Over the whitecaps of the Drake Passage, we can see Cape Horn drawing into view; our journey of exploration to the Antarctic Peninsula is now behind us, becoming itself a part of the history of the White Continent. Although we came in the comfort of a modern expedition ship, although we follow a century behind the footsteps of the great trailbreakers of the Antarctic, the nature of this remote and pristine part of our planet is such that history continues to be written every day. However small, we have had the opportunity to write our own page in that great story.

What history have we written? An ROV exploration of a never-before-seen part of the ocean floor, contributions to growing catalogues of Antarctic humpback whales and killer whales, quiet moments of sunset light over the Weddell Sea recorded in memory and much more. Every day here is history, perhaps more clearly so because the book is still so much newer than the crowded annals of our homes.

Some say that the “heroic era” of Antarctic exploration is now long past. I say that heroism is defined not by endurance of discomfort or even by the courage to venture into the unknown, but by vision, and the strength and determination to make that vision a reality. The Antarctic has changed greatly in the past century, and it is in those changes that I see the possibility of heroism remain. The age of exploration here was an age of exploitation as well. Whalers and sealers, brave and intrepid men in their own right, came here to take what the southern ocean and the ice had to offer. Now, scientists and travelers come to study and simply to drink in the days. Perhaps we are beginning to give something back to this unique and precious place, and that is heroic.

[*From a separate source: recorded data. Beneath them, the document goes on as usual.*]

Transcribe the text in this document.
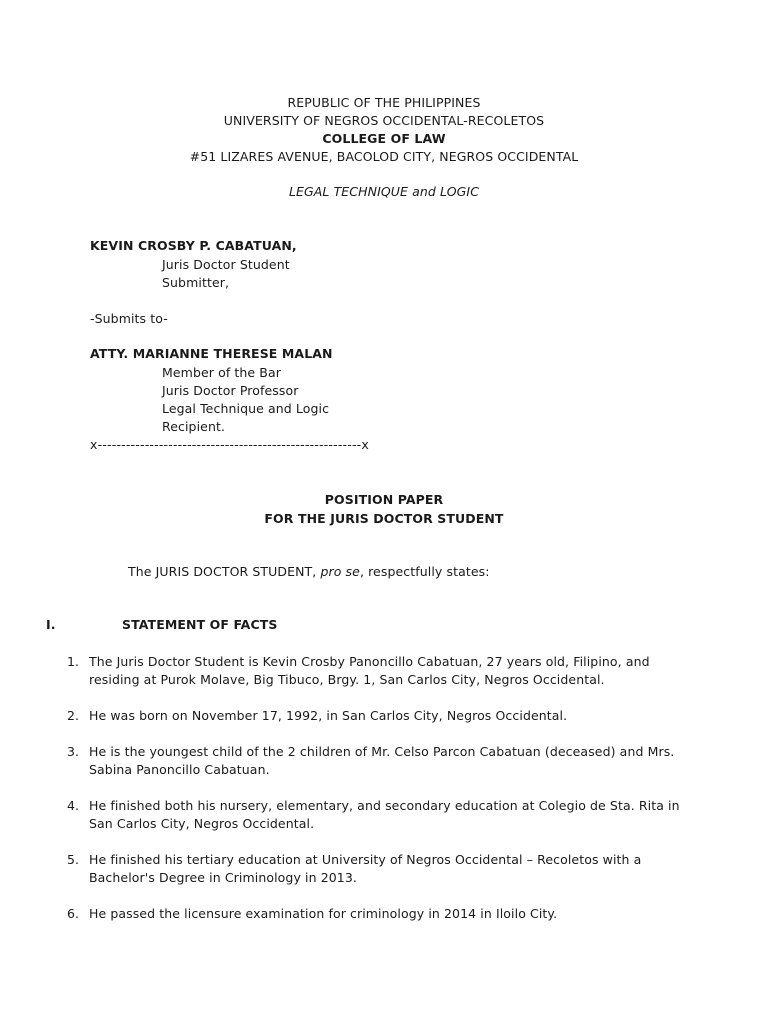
REPUBLIC OF THE PHILIPPINES
UNIVERSITY OF NEGROS OCCIDENTAL-RECOLETOS
COLLEGE OF LAW
#51 LIZARES AVENUE, BACOLOD CITY, NEGROS OCCIDENTAL
LEGAL TECHNIQUE and LOGIC
KEVIN CROSBY P. CABATUAN,
Juris Doctor Student
Submitter,
-Submits to-
ATTY. MARIANNE THERESE MALAN
Member of the Bar
Juris Doctor Professor
Legal Technique and Logic
Recipient.
x--------------------------------------------------------x
POSITION PAPER
FOR THE JURIS DOCTOR STUDENT
The JURIS DOCTOR STUDENT, pro se, respectfully states:
I.	STATEMENT OF FACTS
1. The Juris Doctor Student is Kevin Crosby Panoncillo Cabatuan, 27 years old, Filipino, and residing at Purok Molave, Big Tibuco, Brgy. 1, San Carlos City, Negros Occidental.
2. He was born on November 17, 1992, in San Carlos City, Negros Occidental.
3. He is the youngest child of the 2 children of Mr. Celso Parcon Cabatuan (deceased) and Mrs. Sabina Panoncillo Cabatuan.
4. He finished both his nursery, elementary, and secondary education at Colegio de Sta. Rita in San Carlos City, Negros Occidental.
5. He finished his tertiary education at University of Negros Occidental – Recoletos with a Bachelor's Degree in Criminology in 2013.
6. He passed the licensure examination for criminology in 2014 in Iloilo City.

Port Lockroy has been a whaling station, a research base and now a museum. Beneath the waters of the quiet bay, the bones of slaughtered leviathans lay scattered across the bottom. But in this terrible graveyard, flower-like anemones bloom, ruby red. Life returns, history continues, and the Antarctic endures. The heroes of our day will be those who see the Ice most clearly, who value it and work to protect it simply for the sake of the wild white continent.